The most common symptom of Barrett’s is persistent heartburn, and a procedure called an endoscopy is currently the only way to diagnose it. Because endoscopy is expensive, requires special training and can carry risk, it isn’t possible to offer to everyone who has heartburn. Professor Fitzgerald will be looking at whether introducing the cytosponge test, which is cheaper and easier than endoscopy could help diagnose Barrett’s.

They hope that by making Barrett’s oesophagus easier to diagnose, some oesophageal cancers will be detected and treated earlier, and possibly even prevented.

Detecting prostate cancer early in high risk men

Professor Rosalind Eeles

Professor Rosalind Eeles

Professor Rosalind Eeles, The Institute of Cancer Research: amount for year one, around £170,000

Professor Eeles, and her team at The Institute of Cancer Research in London, are leading an international clinical trial called IMPACT.

The trial is offering a blood test to men with certain faulty genes which put them at higher risk of developing and dying from prostate cancer. The test will measure levels of a molecule called PSA.

The team will offer annual PSA-based screening to these high-risk men over the course of five years. Any who are found to have high, or rapidly rising PSA levels will be offered a prostate biopsy to check for cancer. At the end of the study, all patients will also be offered a prostate biopsy. The aim is to find out if the PSA test was able to reliably indicate cases of prostate cancer in this group of high risk men.

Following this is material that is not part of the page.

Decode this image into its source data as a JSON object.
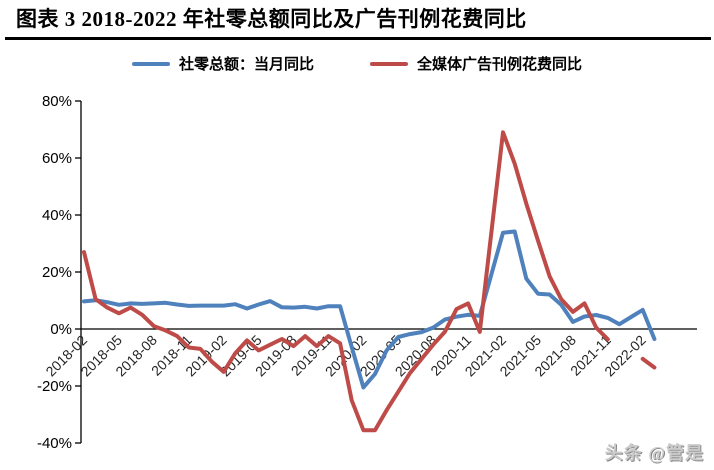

They are hoping that targeting PSA testing to men who are at high risk of prostate cancer can help to ensure the disease is caught early, when treatment is more likely to be successful.

Life after cancer

Dr Christine Campbell

Dr Christine Campbell

Dr Christine Campbell, the University of Edinburgh: amount for year one, around £95,000

Dr Campbell’s project is looking at how cancer treatment can affect patients years later, including how it affects their chances of developing a second, different type of cancer, unrelated to their first diagnosis.

Dr Campbell will focus on how a having had a previous cancer diagnosis affects the way patients might be diagnosed a second time, including how it may affect doctors’ decisions, and how quickly patients report their symptoms. Her aim will be to find ways to ensure these tumours are diagnosed as early as possible, giving patients the best chance of survival.

Benefits and risks of cancer treatments

Professor Sarah Darby

Professor Sarah Darby

Professor Sarah Darby, University of Oxford: amount for year one, around £625,000

Professor Darby and her team at the University of Oxford are using patient data to improve the way cancer patients are treated in the clinic.

Some cancer treatments carry long-term risks of heart disease or developing a second cancer. For cancers where survival is good, doctors and patients face choices where they need to weigh up both the likely benefit and possible long-term harms of treatment options.

The Oxford team will use their findings to developing internet-based decision aids for early breast cancer and Hodgkin lymphoma.  These will help doctors treating patients with these cancers weigh up the pros and cons of the various treatment options, helping doctors and patients to choose the best treatment for them.

Professor Darby is also studying the risk of heart disease caused by some cancer treatments, with the aim of helping doctors further improve the safety of radiotherapy.

We look forward to seeing how the results of these exciting studies will help us continue to identify more cancer risk factors, diagnose cancer earlier, and make treatments kinder – and ultimately, save more lives.